Tafsirs List > Tafsir

Tafsir

< >
View

وَقُلْنَا يَآءَادَمُ ٱسْكُنْ أَنْتَ وَزَوْجُكَ ٱلْجَنَّةَ وَكُلاَ مِنْهَا رَغَداً حَيْثُ شِئْتُمَا وَلاَ تَقْرَبَا هَـٰذِهِ ٱلشَّجَرَةَ فَتَكُونَا مِنَ ٱلْظَّٰلِمِينَ
٣٥
-Al-Baqarah ( البقرة )

Al Qushairi Tafsir

[2:35] And We said, 'Adam dwell and your wife in the Garden and eat thereof easefully where you desire; but do not come near this tree lest you be evildoers'.
He settled him in the Garden but with his entry established the tree of the trial. If not for the prior decree, this blossoming tree would have been changed to a withered one, its greenery dried out, its existence forgotten, and Adam's hand would not have reached to its leaves to piece them together onto himself, and what happened to him would not have happened. If this tree had kept growing so that his hand could not reach it, all that confusion would not have occurred in his affair, but what had been predetermined appeared from the decree. There was no place better than the Garden, no human being more intelligent than Adam, no better counselor than the words of the allusion of the Real to him. There was nothing odd (gharība) from [Adam] before he did what he did, and no resolve (ʿaẓīma) more powerful than his resolve. But divine power cannot be contested and the decree cannot be opposed (wa-lakinna'l-qudrata lā tukābara wa'l-ḥukma lā yuʿāra?a).
It is said when He said to him, 'dwell and your wife in the Garden and eat thereof easefully' there was an allusion to the fact that it is natural for created beings to dwell comfortably with other created beings, and to want to seek the good things of life. Alone, Adam (ʿa) had every good and well-being, but when one like him, the spouse, came, the fangs of sedition (anyāb al-fitna) appeared and the door to tribulation (bāb al-miḥna) was opened. When He dwelled together with Eve, he followed her in what she suggested to eat and what happened, happened. Indeed it is said:
There is an ancient disease
in the children of Adam,
which is the youthful passion
of one human being for another.
[Section] Whenever anything is prohibited to the son of Adam, his urgings to approach it increase. Everything was permitted to Adam (ʿa) in the Garden - only one tree was prohibited.
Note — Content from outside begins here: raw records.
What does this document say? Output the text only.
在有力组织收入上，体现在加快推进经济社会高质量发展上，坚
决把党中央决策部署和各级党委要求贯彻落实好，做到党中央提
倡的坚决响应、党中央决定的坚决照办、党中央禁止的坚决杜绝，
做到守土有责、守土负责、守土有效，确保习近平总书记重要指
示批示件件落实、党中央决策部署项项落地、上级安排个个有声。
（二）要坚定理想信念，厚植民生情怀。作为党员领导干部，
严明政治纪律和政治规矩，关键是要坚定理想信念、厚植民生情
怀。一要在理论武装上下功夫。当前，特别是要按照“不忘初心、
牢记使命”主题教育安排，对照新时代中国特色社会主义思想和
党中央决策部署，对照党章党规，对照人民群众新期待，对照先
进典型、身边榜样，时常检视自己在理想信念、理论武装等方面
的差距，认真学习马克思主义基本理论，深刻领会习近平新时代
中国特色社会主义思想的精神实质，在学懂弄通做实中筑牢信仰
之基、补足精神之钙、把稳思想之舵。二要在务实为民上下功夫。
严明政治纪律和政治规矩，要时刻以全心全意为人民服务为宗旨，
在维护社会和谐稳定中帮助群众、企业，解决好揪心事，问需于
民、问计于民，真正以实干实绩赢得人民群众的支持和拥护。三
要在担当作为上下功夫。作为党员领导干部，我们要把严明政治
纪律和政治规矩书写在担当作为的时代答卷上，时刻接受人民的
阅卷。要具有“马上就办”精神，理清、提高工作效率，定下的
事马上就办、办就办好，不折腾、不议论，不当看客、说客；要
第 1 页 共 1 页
In what has been transmitted about this, there is no mention of his hand reaching out towards anything that was permitted to him. [Rather] he lost his patience and plunged into what was prohibited to him - this is the attribute of created beings.
[Section] [God] gave information only on the end result of placing Adam in the Garden and doing what led to his expulsion from it. When He said, 'I am appointing on earth a vicegerent' [2:30], how could [Adam] have remained in the Garden?
It is said Adam (s) became the object of praise (maḥmūd) for the angels and the object for prostration (masjūd) for all. On his head was the crown of communion (wuṣla), on his waist the belt of closeness (qurba), and on his neck the necklace of nearness (zulfa). There was no one above him in rank (rutba), no individual like him in high status (rifʿa). The call was going out at every moment continuously for him, 'O Adam, O Adam!' But before nightfall his clothes were stripped from him, his intimacy robbed and the angels were driving him violently to leave without delay:
I thought I was safe but He ordained for me
a ruse from my place of security.
Like this are those
who think themselves safe from lovers.
When Adam (ʿa) lost his way, he did not remain but an hour and left with a thousand rebukes. It was as is said:
To Allah belongs the good deeds of youthfulness.
They set out in the morning
like kings and return at night
like paupers.
[Section] He prohibited him from approaching the tree by His command (bi-amrihi), and from this cast him away by His compelling force (bi-qahrihi), and disguised him with what He had hidden in him of His secret (bi-sirrihi).